Durante le due settimane intercorse tra l’approvazione in consiglio dei ministri e l’invio in Parlamento la legge di Bilancio non solo è lievitata di 34 articoli, ma ha anche perso dei pezzi importanti. Leggendo il testo finale, in parte riscritto dai tecnici del Tesoro, si scopre che l’articolo che rivede le disposizioni sul reddito di cittadinanza è stato ulteriormente peggiorato rispetto alla versione del 28 ottobre, in cui già erano state inserite novità definite “palesemente assurde e punitivedalla sociologa Chiara Saraceno che guida il Comitato per la valutazione del reddito. E’ saltato, infatti, il comma in base al quale se un percettore avesse trovato lavoro lo stipendio avrebbe concorso solo per l’80% alla determinazione del futuro sussidio, non solo per i mesi immediatamente successivi (questo è già previsto dal “decretone” sul reddito) ma anche l’anno successivo a valle della presentazione del nuovo Isee, quando un aumento degli introiti spesso determina la perdita del beneficio.

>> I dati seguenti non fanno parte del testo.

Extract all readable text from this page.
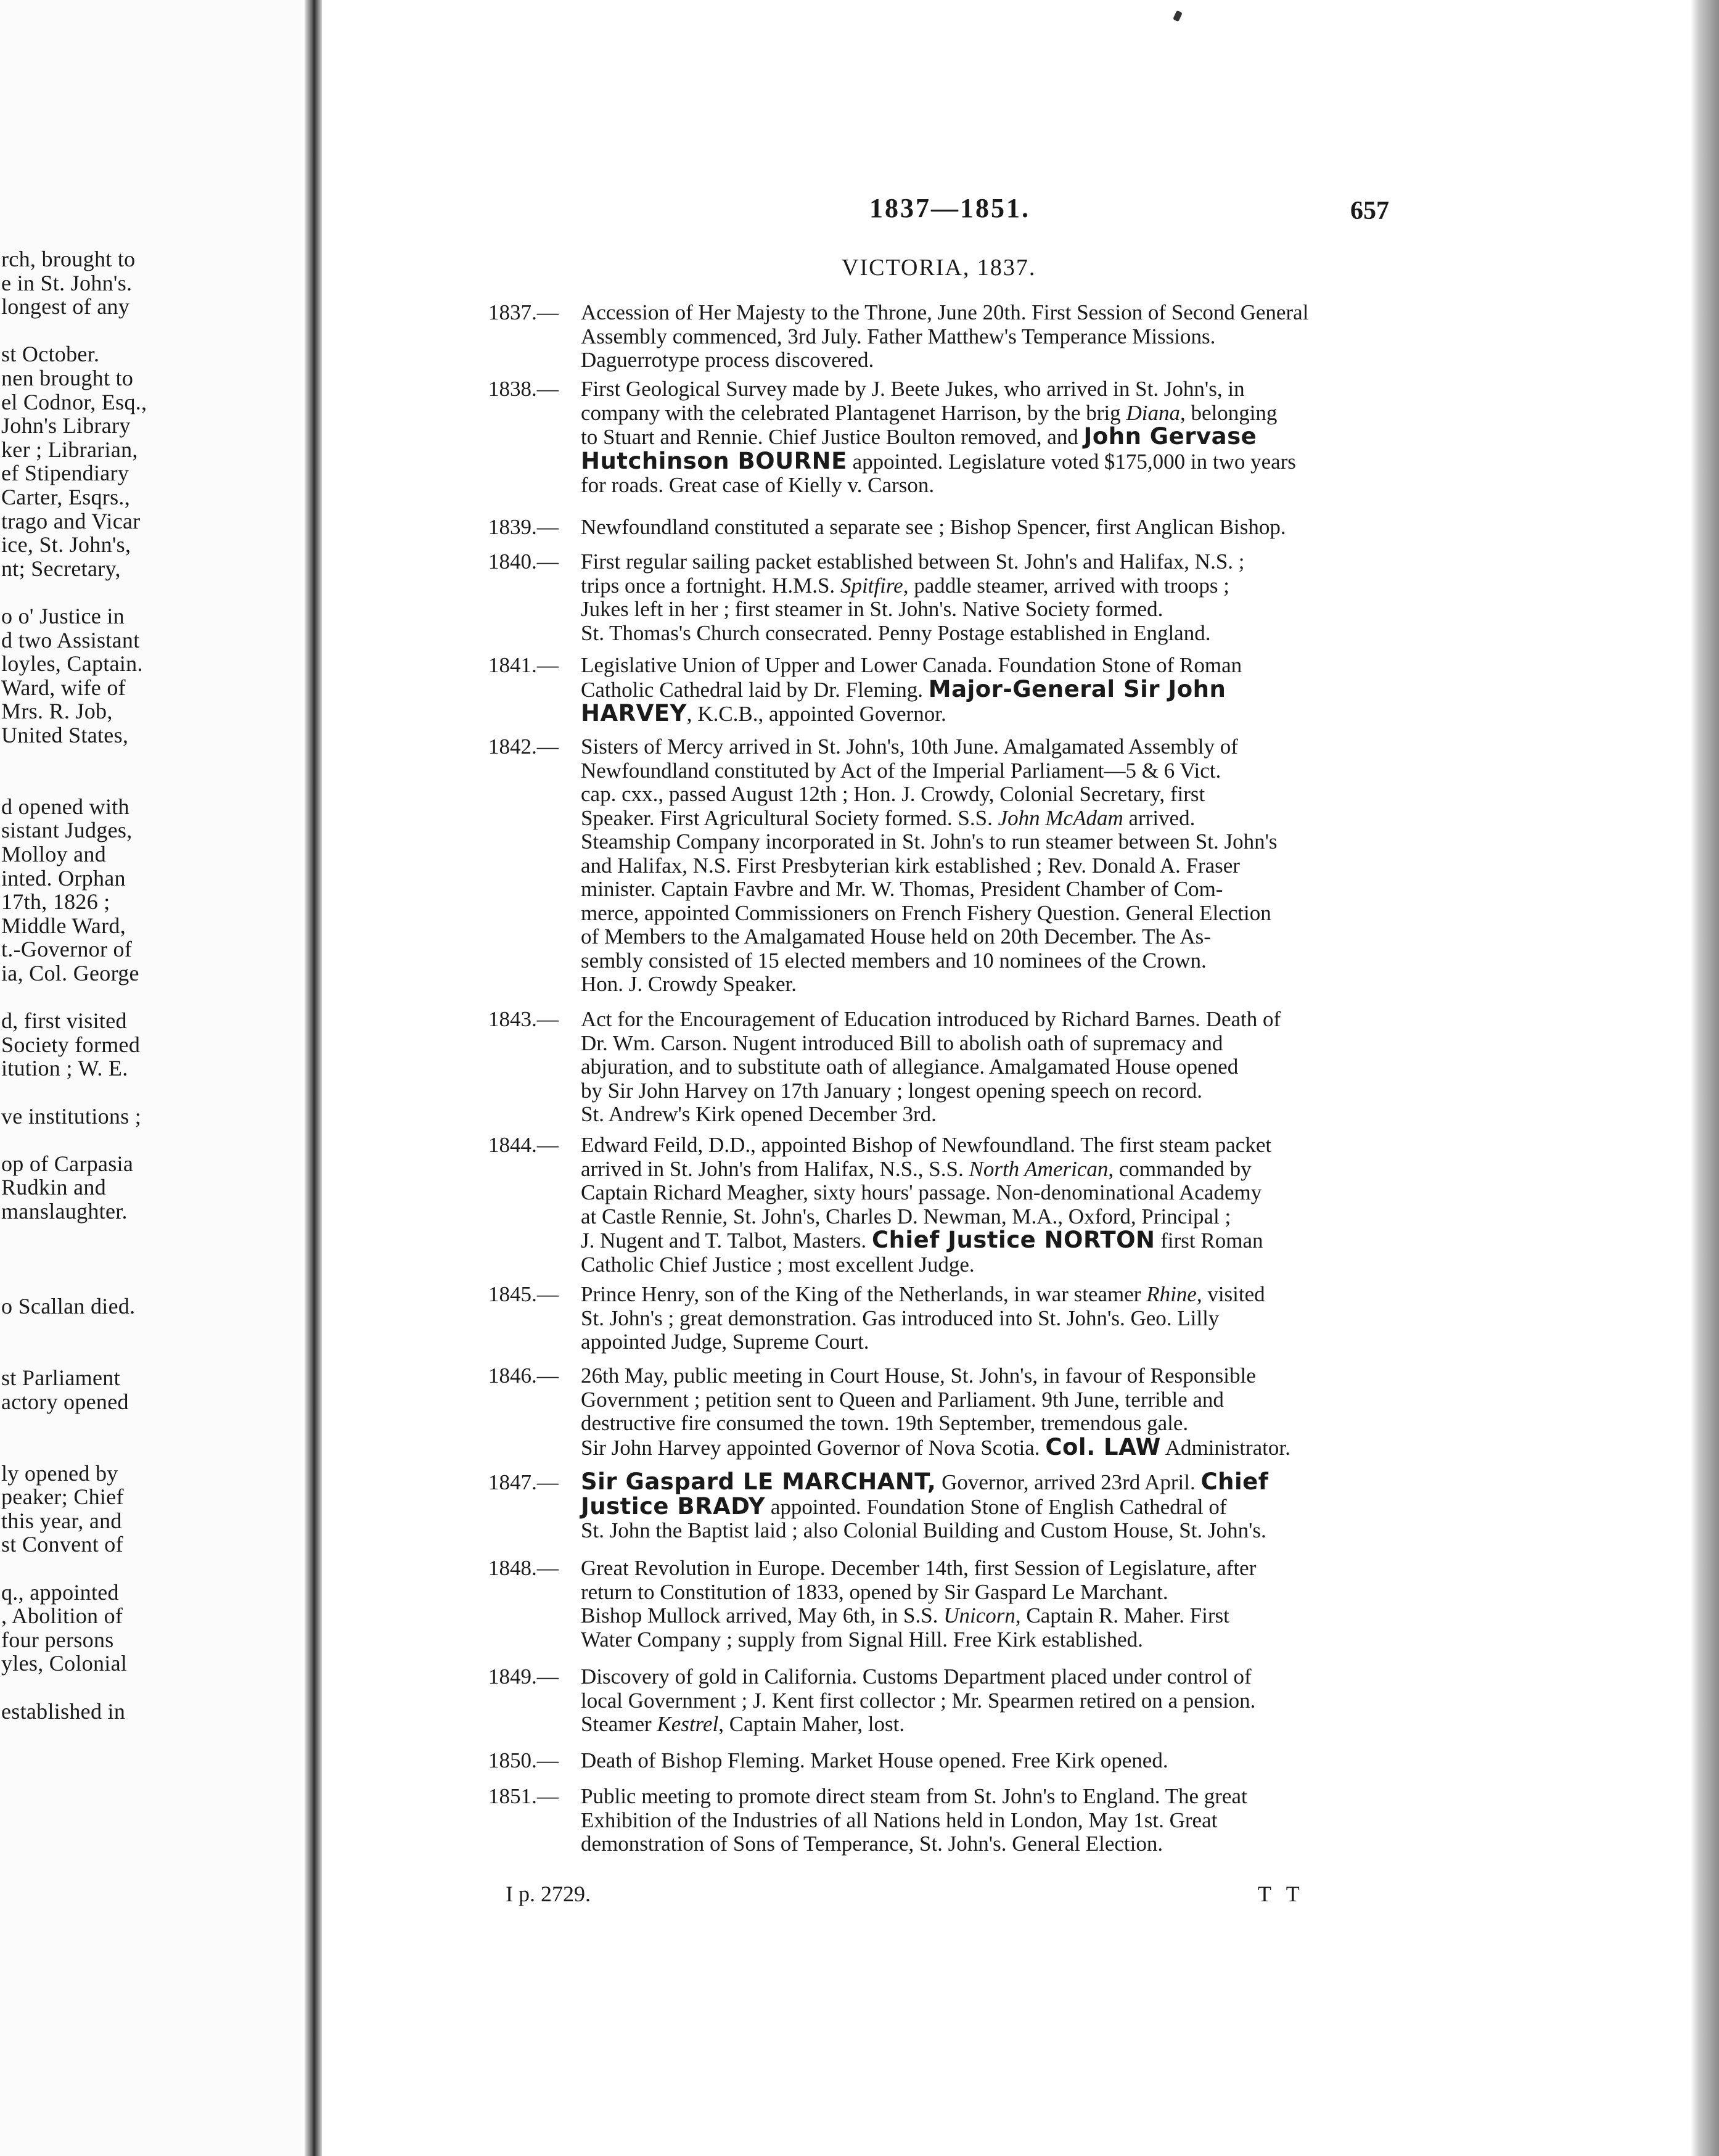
rch, brought to
e in St. John's.
longest of any
st October.
nen brought to
el Codnor, Esq.,
John's Library
ker ; Librarian,
ef Stipendiary
Carter, Esqrs.,
trago and Vicar
ice, St. John's,
nt; Secretary,
o o' Justice in
d two Assistant
loyles, Captain.
Ward, wife of
Mrs. R. Job,
United States,
d opened with
sistant Judges,
Molloy and
inted. Orphan
17th, 1826 ;
Middle Ward,
t.-Governor of
ia, Col. George
d, first visited
Society formed
itution ; W. E.
ve institutions ;
op of Carpasia
Rudkin and
manslaughter.
o Scallan died.
st Parliament
actory opened
ly opened by
peaker; Chief
this year, and
st Convent of
q., appointed
, Abolition of
four persons
yles, Colonial
established in
1837—1851.	657
VICTORIA, 1837.
1837.— Accession of Her Majesty to the Throne, June 20th. First Session of Second General
Assembly commenced, 3rd July. Father Matthew's Temperance Missions.
Daguerrotype process discovered.
1838.— First Geological Survey made by J. Beete Jukes, who arrived in St. John's, in
company with the celebrated Plantagenet Harrison, by the brig Diana, belonging
to Stuart and Rennie. Chief Justice Boulton removed, and John Gervase
Hutchinson BOURNE appointed. Legislature voted $175,000 in two years
for roads. Great case of Kielly v. Carson.
1839.— Newfoundland constituted a separate see ; Bishop Spencer, first Anglican Bishop.
1840.— First regular sailing packet established between St. John's and Halifax, N.S. ;
trips once a fortnight. H.M.S. Spitfire, paddle steamer, arrived with troops ;
Jukes left in her ; first steamer in St. John's. Native Society formed.
St. Thomas's Church consecrated. Penny Postage established in England.
1841.— Legislative Union of Upper and Lower Canada. Foundation Stone of Roman
Catholic Cathedral laid by Dr. Fleming. Major-General Sir John
HARVEY, K.C.B., appointed Governor.
1842.— Sisters of Mercy arrived in St. John's, 10th June. Amalgamated Assembly of
Newfoundland constituted by Act of the Imperial Parliament—5 & 6 Vict.
cap. cxx., passed August 12th ; Hon. J. Crowdy, Colonial Secretary, first
Speaker. First Agricultural Society formed. S.S. John McAdam arrived.
Steamship Company incorporated in St. John's to run steamer between St. John's
and Halifax, N.S. First Presbyterian kirk established ; Rev. Donald A. Fraser
minister. Captain Favbre and Mr. W. Thomas, President Chamber of Com-
merce, appointed Commissioners on French Fishery Question. General Election
of Members to the Amalgamated House held on 20th December. The As-
sembly consisted of 15 elected members and 10 nominees of the Crown.
Hon. J. Crowdy Speaker.
1843.— Act for the Encouragement of Education introduced by Richard Barnes. Death of
Dr. Wm. Carson. Nugent introduced Bill to abolish oath of supremacy and
abjuration, and to substitute oath of allegiance. Amalgamated House opened
by Sir John Harvey on 17th January ; longest opening speech on record.
St. Andrew's Kirk opened December 3rd.
1844.— Edward Feild, D.D., appointed Bishop of Newfoundland. The first steam packet
arrived in St. John's from Halifax, N.S., S.S. North American, commanded by
Captain Richard Meagher, sixty hours' passage. Non-denominational Academy
at Castle Rennie, St. John's, Charles D. Newman, M.A., Oxford, Principal ;
J. Nugent and T. Talbot, Masters. Chief Justice NORTON first Roman
Catholic Chief Justice ; most excellent Judge.
1845.— Prince Henry, son of the King of the Netherlands, in war steamer Rhine, visited
St. John's ; great demonstration. Gas introduced into St. John's. Geo. Lilly
appointed Judge, Supreme Court.
1846.— 26th May, public meeting in Court House, St. John's, in favour of Responsible
Government ; petition sent to Queen and Parliament. 9th June, terrible and
destructive fire consumed the town. 19th September, tremendous gale.
Sir John Harvey appointed Governor of Nova Scotia. Col. LAW Administrator.
1847.— Sir Gaspard LE MARCHANT, Governor, arrived 23rd April. Chief
Justice BRADY appointed. Foundation Stone of English Cathedral of
St. John the Baptist laid ; also Colonial Building and Custom House, St. John's.
1848.— Great Revolution in Europe. December 14th, first Session of Legislature, after
return to Constitution of 1833, opened by Sir Gaspard Le Marchant.
Bishop Mullock arrived, May 6th, in S.S. Unicorn, Captain R. Maher. First
Water Company ; supply from Signal Hill. Free Kirk established.
1849.— Discovery of gold in California. Customs Department placed under control of
local Government ; J. Kent first collector ; Mr. Spearmen retired on a pension.
Steamer Kestrel, Captain Maher, lost.
1850.— Death of Bishop Fleming. Market House opened. Free Kirk opened.
1851.— Public meeting to promote direct steam from St. John's to England. The great
Exhibition of the Industries of all Nations held in London, May 1st. Great
demonstration of Sons of Temperance, St. John's. General Election.
I p. 2729.	T T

Quella norma era stata annunciata dallo stesso premier Mario Draghi in conferenza stampa, descrivendola come una delle modifiche pensate per far sì che il sussidio smettesse di rappresentare un ostacolo all’accettazione di un’opportunità di lavoro. “In precedenza c’era un’imposta negativa del 100%“, aveva spiegato l’ex presidente della Bce, “ora invece questo viene graduato”. E invece quella parte è stata cancellata, per concentrarsi sul giro di vite sui controlli e i nuovi obblighi per i percettori, peraltro destinati a rimanere sulla carta se non si risolverà il problema per cui nei Centi per l’impiego è di fatto impossibile indicare quali offerte sono “congrue e quindi non possono essere rifiutate pena il decalage o la perdita del reddito.

La decisione peraltro è stata presa dopo che gli esperti del comitato Saraceno hanno indicato tra le loro dieci proposte per migliorare il reddito proprio l’ipotesi di consentire un cumulo parziale con il sussidio, considerando il reddito da lavoro solo per il 60%. “A partire dal terzo trimestre l’aliquota marginale riduce il sussidio nella misura del 100%”, scrivono. “Aliquote marginali così elevate costituiscono un forte scoraggiamento ad accettare un nuovo lavoro, dato che l’emersione di un reddito aggiuntivo si traduce in prospettiva in una uguale riduzione del sussidio”. Consiglio non accolto, anzi, il governo ha tolto anche il più conservativo riferimento all’80%. L’ultima chance è il passaggio parlamentare, durante il quale però il reddito rischia di finire in mezzo al fuoco incrociato delle tensioni nella maggioranza. Patto tra i leader permettendo.